Project – Regression Analysis.

In this project you will be developing a logistic regression algorithm to classify the possibility of passengers surviving the Titanic sink, using some independent variables(categorical and continuous variable).

Note: Rstudio is the recommended tool for this project, because it is what was used to define this project.

Link to dataset: Download test and train dataset from this link: Titanic dataset

Part 1- Training algorithm

Data Preparation

Delete the following variables not needed for the analysis: i. PassengerId ii. Ticket iii. Name iv. Cabin v. Embarked vi. SibSp vii. Parch viii. Fare

Deliverable: Provide a screen shot of your resulting data frame.

Convert the following variables to factors: i. PClass ii. Survived

Deliverable: Provide screenshot of structure of data frame.

Analyze your data frame to find the values that are NA.

a) How many variables has NAs and how many rows has NAs?
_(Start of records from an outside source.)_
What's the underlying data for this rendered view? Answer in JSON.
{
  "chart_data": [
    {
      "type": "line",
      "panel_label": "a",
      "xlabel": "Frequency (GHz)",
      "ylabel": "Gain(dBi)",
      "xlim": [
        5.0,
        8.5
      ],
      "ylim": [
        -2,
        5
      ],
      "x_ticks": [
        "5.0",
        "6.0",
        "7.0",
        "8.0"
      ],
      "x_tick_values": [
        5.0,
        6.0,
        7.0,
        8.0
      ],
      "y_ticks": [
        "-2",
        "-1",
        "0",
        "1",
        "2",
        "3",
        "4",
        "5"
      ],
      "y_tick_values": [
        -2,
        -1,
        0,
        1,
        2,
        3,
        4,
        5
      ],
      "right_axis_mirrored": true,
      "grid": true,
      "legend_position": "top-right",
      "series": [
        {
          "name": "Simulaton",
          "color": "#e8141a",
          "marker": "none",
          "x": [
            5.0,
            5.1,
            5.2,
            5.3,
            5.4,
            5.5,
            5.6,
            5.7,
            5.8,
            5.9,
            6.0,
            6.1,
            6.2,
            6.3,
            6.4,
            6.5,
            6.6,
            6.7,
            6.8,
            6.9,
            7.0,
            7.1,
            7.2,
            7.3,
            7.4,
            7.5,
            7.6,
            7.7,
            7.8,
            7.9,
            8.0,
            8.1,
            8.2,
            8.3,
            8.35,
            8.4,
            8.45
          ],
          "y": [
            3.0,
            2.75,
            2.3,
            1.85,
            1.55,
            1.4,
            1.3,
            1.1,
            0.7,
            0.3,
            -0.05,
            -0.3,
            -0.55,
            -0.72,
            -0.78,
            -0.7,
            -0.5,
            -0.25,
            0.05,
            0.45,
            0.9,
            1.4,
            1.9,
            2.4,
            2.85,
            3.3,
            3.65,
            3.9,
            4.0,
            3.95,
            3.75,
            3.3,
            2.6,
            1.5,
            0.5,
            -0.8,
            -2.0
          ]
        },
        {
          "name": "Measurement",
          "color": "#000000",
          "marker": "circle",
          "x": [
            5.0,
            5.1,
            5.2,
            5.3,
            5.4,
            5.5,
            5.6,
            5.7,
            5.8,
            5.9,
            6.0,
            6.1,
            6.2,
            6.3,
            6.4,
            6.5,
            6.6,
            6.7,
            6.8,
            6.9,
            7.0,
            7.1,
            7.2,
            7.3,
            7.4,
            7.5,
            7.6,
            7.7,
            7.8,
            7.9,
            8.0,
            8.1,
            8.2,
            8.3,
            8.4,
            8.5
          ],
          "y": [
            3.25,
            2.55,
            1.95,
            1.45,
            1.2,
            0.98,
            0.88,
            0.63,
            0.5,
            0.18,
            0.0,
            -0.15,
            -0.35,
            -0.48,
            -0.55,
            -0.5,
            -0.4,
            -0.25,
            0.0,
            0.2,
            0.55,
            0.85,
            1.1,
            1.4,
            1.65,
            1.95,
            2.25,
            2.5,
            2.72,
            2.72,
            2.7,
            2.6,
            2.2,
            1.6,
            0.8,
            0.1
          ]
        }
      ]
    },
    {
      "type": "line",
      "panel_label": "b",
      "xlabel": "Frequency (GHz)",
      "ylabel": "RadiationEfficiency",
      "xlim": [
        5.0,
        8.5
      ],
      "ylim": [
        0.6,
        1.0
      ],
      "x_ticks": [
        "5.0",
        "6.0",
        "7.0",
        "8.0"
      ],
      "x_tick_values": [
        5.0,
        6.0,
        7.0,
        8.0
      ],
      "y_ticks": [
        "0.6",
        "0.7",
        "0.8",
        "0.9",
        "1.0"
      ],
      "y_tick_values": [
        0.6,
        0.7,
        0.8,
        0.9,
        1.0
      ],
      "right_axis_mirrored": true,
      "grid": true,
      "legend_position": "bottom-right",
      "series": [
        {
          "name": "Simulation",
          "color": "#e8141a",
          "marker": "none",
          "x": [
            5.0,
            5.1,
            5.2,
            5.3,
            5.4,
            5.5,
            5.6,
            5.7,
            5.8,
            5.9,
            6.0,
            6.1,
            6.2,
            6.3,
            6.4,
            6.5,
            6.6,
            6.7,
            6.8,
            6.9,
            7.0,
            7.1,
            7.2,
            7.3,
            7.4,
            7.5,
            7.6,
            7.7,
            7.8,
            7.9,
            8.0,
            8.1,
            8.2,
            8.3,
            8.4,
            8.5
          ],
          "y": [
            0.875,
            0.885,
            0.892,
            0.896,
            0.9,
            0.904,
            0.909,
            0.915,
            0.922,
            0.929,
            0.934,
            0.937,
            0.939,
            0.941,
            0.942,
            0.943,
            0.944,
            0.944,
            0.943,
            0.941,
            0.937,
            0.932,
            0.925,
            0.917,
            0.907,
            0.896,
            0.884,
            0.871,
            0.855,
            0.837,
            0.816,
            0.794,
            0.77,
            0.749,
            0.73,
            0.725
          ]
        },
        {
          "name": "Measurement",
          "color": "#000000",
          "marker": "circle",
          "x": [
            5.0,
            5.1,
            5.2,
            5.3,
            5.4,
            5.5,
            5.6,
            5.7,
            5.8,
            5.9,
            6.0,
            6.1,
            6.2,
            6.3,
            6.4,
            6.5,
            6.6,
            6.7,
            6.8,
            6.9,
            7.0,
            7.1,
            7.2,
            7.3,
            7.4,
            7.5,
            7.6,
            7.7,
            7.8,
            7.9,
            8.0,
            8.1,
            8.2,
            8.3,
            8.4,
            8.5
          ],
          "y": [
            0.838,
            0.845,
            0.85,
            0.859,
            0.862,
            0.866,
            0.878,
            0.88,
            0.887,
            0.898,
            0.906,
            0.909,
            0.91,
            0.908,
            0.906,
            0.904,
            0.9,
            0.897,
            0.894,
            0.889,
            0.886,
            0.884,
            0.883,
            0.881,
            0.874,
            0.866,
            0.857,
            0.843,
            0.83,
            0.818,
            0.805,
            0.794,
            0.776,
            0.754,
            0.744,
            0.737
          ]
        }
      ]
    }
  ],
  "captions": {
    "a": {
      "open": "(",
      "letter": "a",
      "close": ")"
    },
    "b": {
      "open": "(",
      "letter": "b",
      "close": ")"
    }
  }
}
b) Use any of the following methods to remove NA:

i) Deleting the rows with NA, ii) Replacing with mean of the variable. iii) Replacing with minimum of the variable.

_Justify your choice. _

Logistic Regression

Run the logistic regression using glm() function using all the variables in your data frame.

Deliverable: Provide a screenshot of the summary of logistic regression

Run a prediction using the model you created in number 4.

Deliverable: Provide a screenshot of your output. Note that you don’t have to capture everything.

Show a graph that compares how your algorithm predicted your data compared to the actual value. Note that you will need ggplot2 libraries for this part.

_**Deliverable: **_Provide a screenshot of your graph.

Part 2 - Testing Algorithm with new data

Repeat step 1, 2 and 3 on the test data set.

Deliverable: same as above. Skip Deliverable for 3b if you are using the same method.

Use the logistic model you created in Part 1 to run a prediction of the test data frame.

Deliverable: Provide screen shot of your prediction probability.

Create a vector and fill it in with “0”, the size of your test data frame. For example, if your test data frame has an observation of 10 rows, make the vector length 10.

Deliverable: Provide screenshot of your vector.